İspanyol boğası görünüşte vahşi bir ataya benziyor

Dişiler, kırmızımsı kahverengi bir ceket rengiyle daha açık renkliydi. Başlangıçta iki tür tur olduğunu belirtmek önemlidir: Hint ve Avrupa. Dahası, ikincisi Hintli olandan çok daha büyüktü. Ve turlar yerli ineklerin atası olarak kabul edilse de, fotoğrafta görüldüğü gibi biraz farklı bir fiziğe sahiptiler.

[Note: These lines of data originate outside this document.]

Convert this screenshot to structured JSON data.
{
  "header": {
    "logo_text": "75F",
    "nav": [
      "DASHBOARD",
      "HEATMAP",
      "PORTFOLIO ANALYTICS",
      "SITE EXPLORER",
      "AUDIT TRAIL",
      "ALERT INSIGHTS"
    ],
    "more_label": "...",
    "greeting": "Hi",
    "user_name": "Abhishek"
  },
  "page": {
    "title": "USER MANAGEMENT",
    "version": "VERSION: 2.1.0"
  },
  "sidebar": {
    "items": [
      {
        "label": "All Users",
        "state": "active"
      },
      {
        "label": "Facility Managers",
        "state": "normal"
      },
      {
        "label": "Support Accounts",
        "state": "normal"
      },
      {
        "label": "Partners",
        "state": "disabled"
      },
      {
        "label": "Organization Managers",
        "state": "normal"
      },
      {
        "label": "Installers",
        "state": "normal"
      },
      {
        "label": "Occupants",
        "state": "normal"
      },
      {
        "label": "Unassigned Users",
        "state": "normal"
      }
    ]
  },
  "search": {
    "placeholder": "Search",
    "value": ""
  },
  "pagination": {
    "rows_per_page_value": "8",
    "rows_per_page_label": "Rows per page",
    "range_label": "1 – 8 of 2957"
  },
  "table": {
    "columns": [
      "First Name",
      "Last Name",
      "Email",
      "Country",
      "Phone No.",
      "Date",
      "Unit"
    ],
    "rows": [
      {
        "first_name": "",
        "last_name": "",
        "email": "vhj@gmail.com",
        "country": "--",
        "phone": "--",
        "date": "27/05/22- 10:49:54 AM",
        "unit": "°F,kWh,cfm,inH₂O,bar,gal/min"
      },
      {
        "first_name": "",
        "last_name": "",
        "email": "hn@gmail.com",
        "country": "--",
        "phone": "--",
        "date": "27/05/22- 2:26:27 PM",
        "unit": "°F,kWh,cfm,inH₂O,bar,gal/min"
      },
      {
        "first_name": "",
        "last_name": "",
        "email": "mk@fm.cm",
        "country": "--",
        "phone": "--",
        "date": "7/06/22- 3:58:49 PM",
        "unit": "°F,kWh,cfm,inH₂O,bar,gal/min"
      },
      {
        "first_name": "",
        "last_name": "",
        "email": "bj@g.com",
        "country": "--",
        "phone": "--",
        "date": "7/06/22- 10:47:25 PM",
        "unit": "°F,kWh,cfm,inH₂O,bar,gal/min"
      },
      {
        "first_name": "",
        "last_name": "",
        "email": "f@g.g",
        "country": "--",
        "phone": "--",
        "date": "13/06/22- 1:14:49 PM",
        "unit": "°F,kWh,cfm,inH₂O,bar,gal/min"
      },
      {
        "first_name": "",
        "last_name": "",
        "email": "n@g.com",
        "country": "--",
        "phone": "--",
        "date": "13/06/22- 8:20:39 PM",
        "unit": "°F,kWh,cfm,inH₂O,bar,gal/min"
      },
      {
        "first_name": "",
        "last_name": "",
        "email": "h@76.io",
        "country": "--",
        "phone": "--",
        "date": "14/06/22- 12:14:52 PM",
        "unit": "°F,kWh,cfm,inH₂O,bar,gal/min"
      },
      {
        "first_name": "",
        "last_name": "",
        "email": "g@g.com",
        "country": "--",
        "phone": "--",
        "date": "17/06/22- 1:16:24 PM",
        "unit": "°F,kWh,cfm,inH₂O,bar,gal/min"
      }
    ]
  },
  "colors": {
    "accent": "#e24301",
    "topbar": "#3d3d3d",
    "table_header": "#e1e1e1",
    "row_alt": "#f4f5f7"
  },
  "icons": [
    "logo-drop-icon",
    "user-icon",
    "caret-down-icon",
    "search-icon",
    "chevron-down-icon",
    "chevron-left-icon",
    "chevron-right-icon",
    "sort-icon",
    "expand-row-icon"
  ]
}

Örneğin, onlar daha uzun ince bacaklar, daha büyük kafa, daha büyük boynuzlar ve uzun bir kafatası. Ayrıca modern İspanyol boğasınınkine benzer önemli bir omuz kamburluğu vardı. Bir tek nadir ırklar, bir pahuna ve bir Maremman ineği gibi. Dişiler de farklıydı. Böyle belirgin bir memeleri yoktu, bunun yerine yünle kaplandı ve yandan çıkıntı yapmadı.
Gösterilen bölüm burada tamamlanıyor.